El problema de este planteamiento es que asume que el ejercicio de la libertad es algo que se da, por ser clásicos en la denominación, de forma pura: uno ejerce la libertad en cuanto elige. En este contexto, no se tienen en cuenta las diferentes circunstancias y condicionantes que predisponen a dicha elección: carácter personal, educación, situación familiar y económica, factores sociopolíticos, etc.
En su versión más extrema, este planteamiento que ignora toda circunstancia particular, lleva a planteamientos tan controversiales como el de la posibilidad de vender tus propios órganos vitales que planteaba Javier Milei en su campaña electoral. Según él, si una persona decide vender libremente un riñón a un tercero, ¿quién debería impedirlo? El coste de intervenir sería limitar una libertad que no estaría dañando a un tercero (principio de no-interferencia). En realidad, estos ejemplos que se dan con Milei, por bizarros y macabros que nos parezcan, son extremadamente útiles para observar, aunque sea de forma intuitiva, que algo está mal en ese planteamiento: si la libertad de una persona que vende voluntariamente un riñón se resume a hacer eso o morirse de hambre, por ejemplo, ¿no estamos ante una fuerza coercitiva bastante evidente?
Por otra parte, en cuanto a la dimensión colectiva de la libertad, desde luego que hemos fundamentado nuestras democracias liberales representativas en el poder de la mayoría.
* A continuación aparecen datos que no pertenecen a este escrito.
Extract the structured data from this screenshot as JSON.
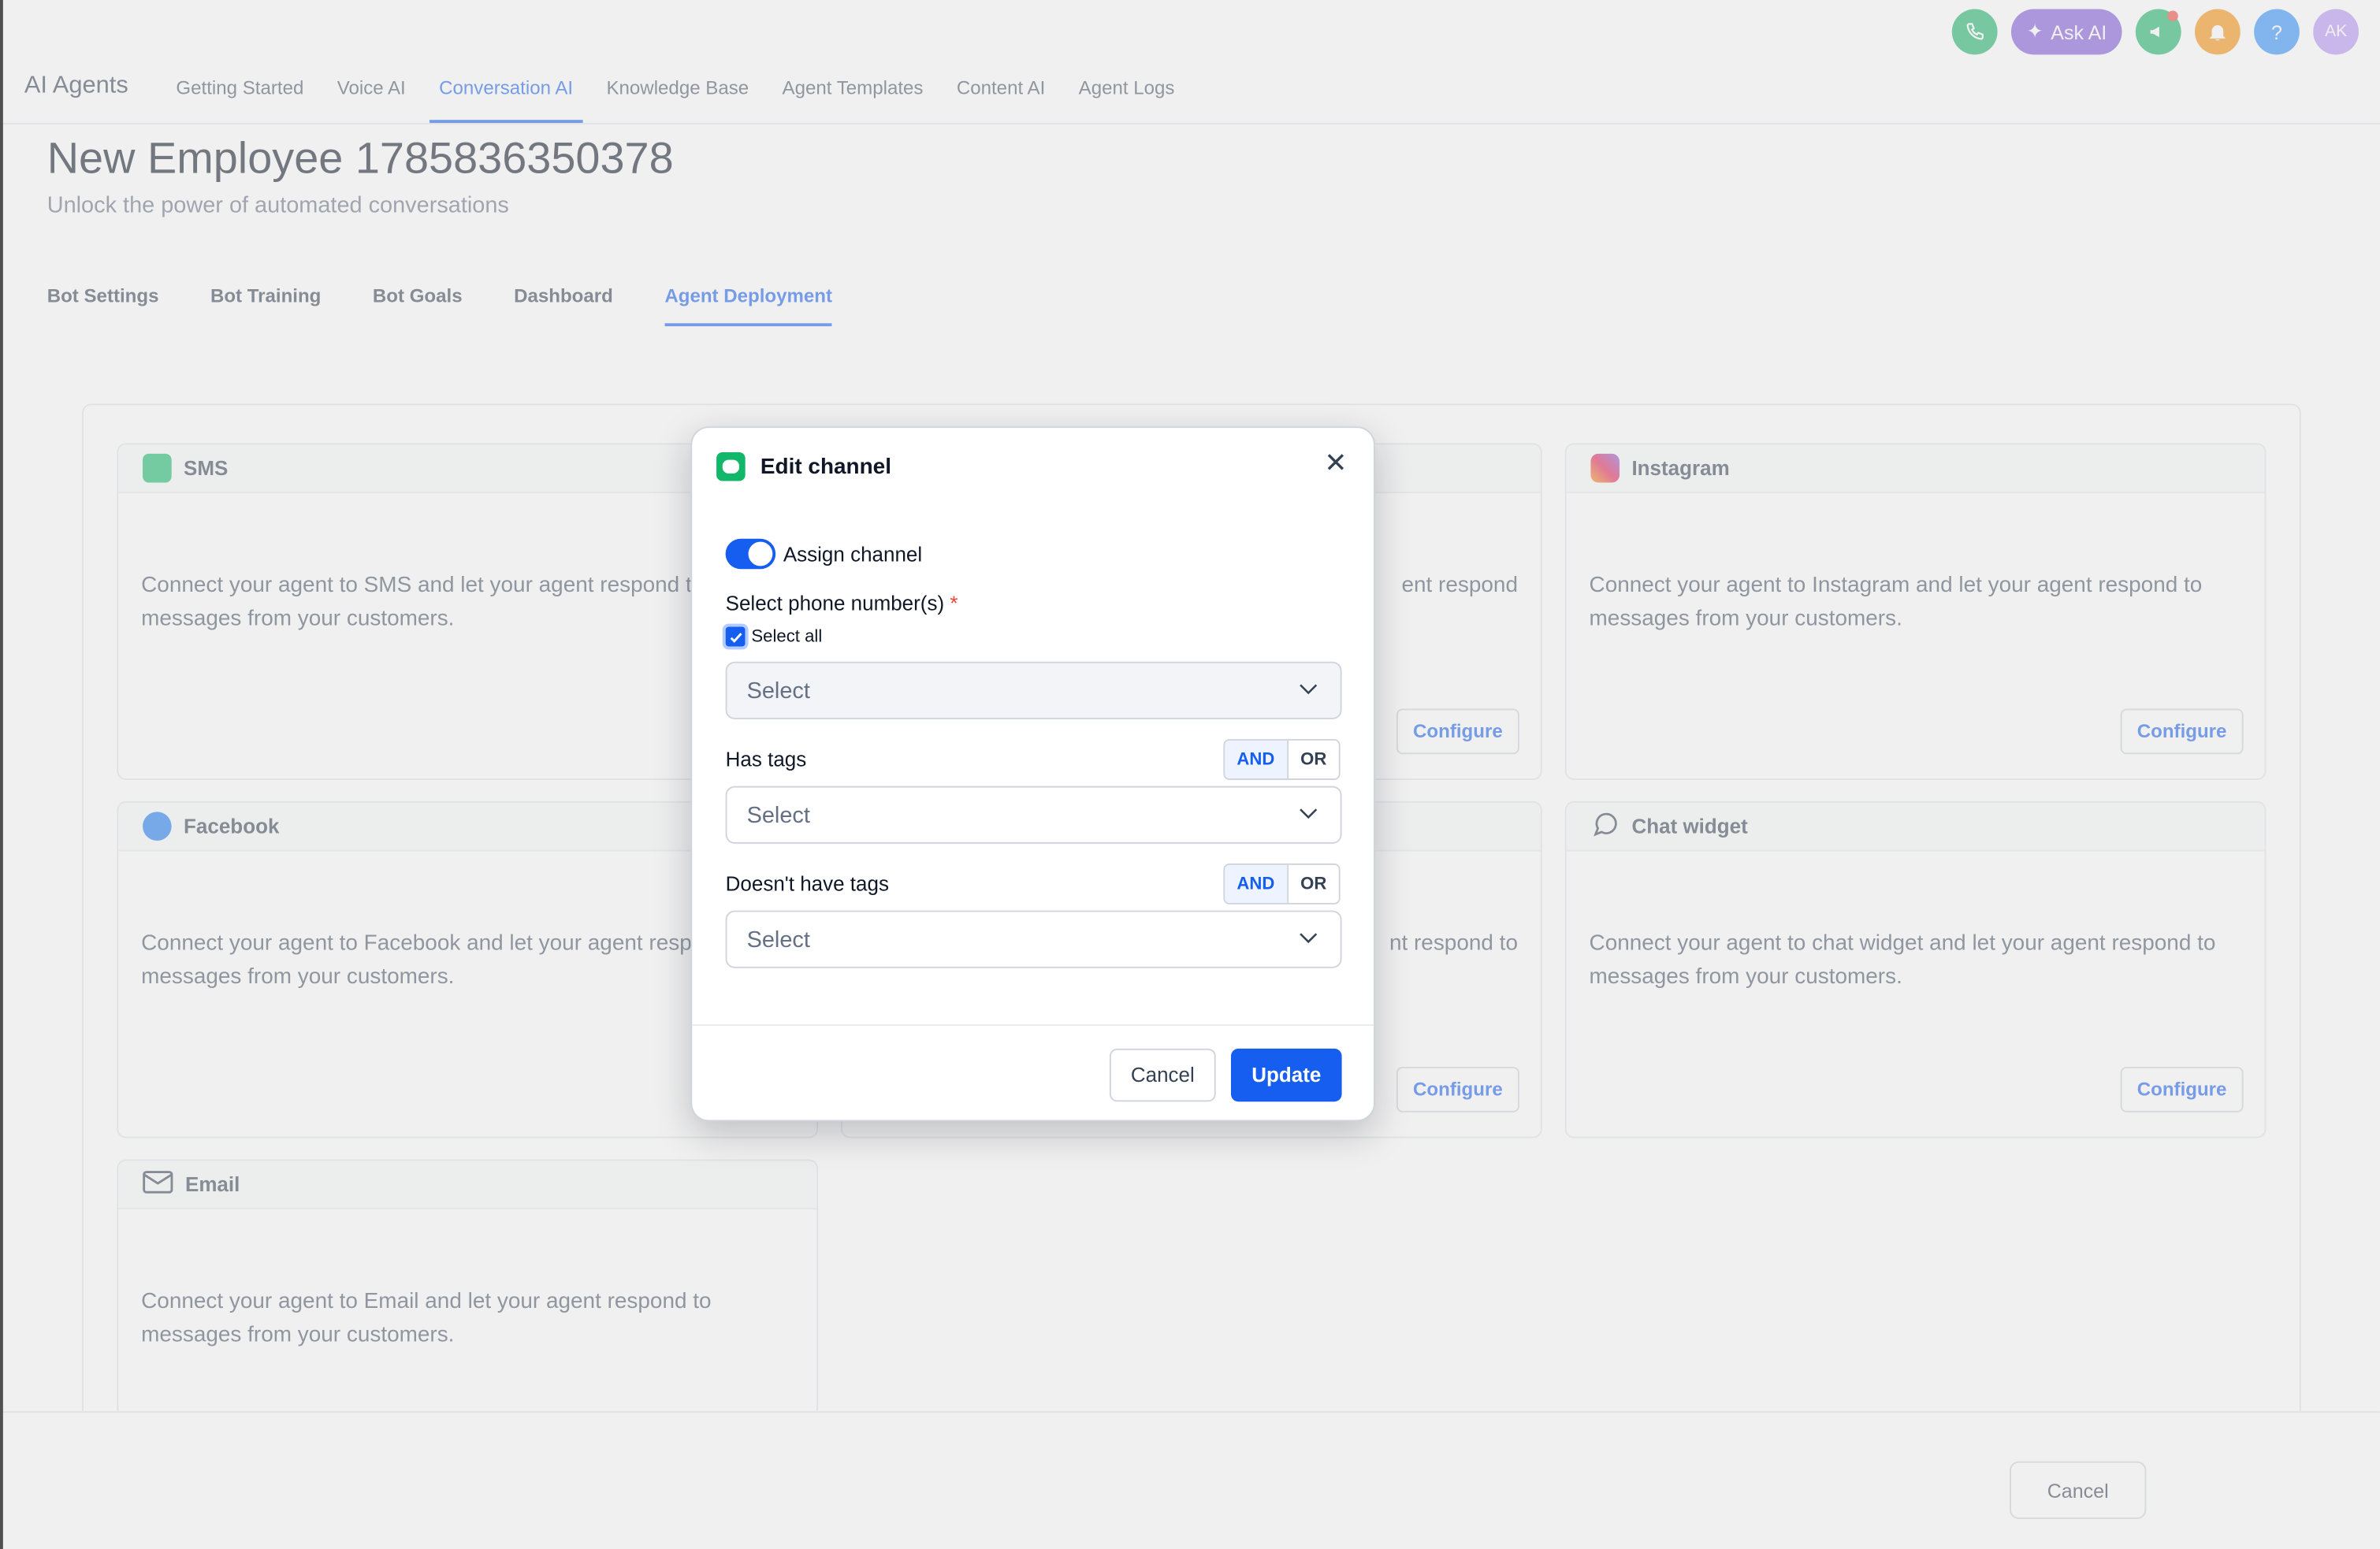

Es decir, esta democracia se ha presentado de forma ininterrumpida desde el fin de la II Guerra Mundial como el paradigma en el que se deberían fundamentar todas las sociedades políticas del mundo porque se percibe a sí misma como la forma excelsa de tener en cuenta el criterio de cada ciudadano. No obstante, tal y como diversos teóricos/as han planteado, con Slavoj Žižek entre ellos, para que una democracia funcione debe compartirse un marco común en el que todas las partes respetan a los demás y en el que aquello que se vota no suponga una afrenta o algo inasumible para una de las partes. Hasta cierto punto, la democracia funciona adecuadamente en la medida en la que sirve como criterio de desempate: ante un cierto consenso, las decisiones del día a día deben tomarse de alguna forma y, tal vez, la forma más justa y menos arbitraria de hacerlo es consultando a la mayoría social.
En cambio, en El juego del calamar, se somete a votación algo tan crucial como el seguir participando en un juego que puede acarrear la muerte directa de aquellos que participan en la votación. ¿Hasta qué punto una mayoría puede estar facultada para tomar dicha decisión? Aquí, sin duda, se cae en el peligro que Alexis de Tocqueville advertía hace ya largo tiempo: una mayoría social no puede estar habilitada a tomar decisiones abyectas que afecten directamente al proyecto vital (literalmente) de los demás integrantes de una sociedad porque, cuando lo hace, se cae en la tiranía de la mayoría.
Para terminar, y por si no fuera suficientemente evidente la voluntad de la organización de legitimar lo que se hace en base a la responsabilidad exclusiva de los participantes, la infiltración del jugador 001 nos viene a recordar continuamente que, a pesar de los esfuerzos del jugador 456, los participantes no merecen ser salvados de sí mismos: son egoístas, caprichosos, crueles, etc. Pero, ¿es esto realmente así? ¿Se puede resumir la naturaleza de estas personas sin atender a las circunstancias que los condicionan? Y lo más importante, ¿se puede legitimar el show y la barbarie en base a una supuesta libertad de decisión?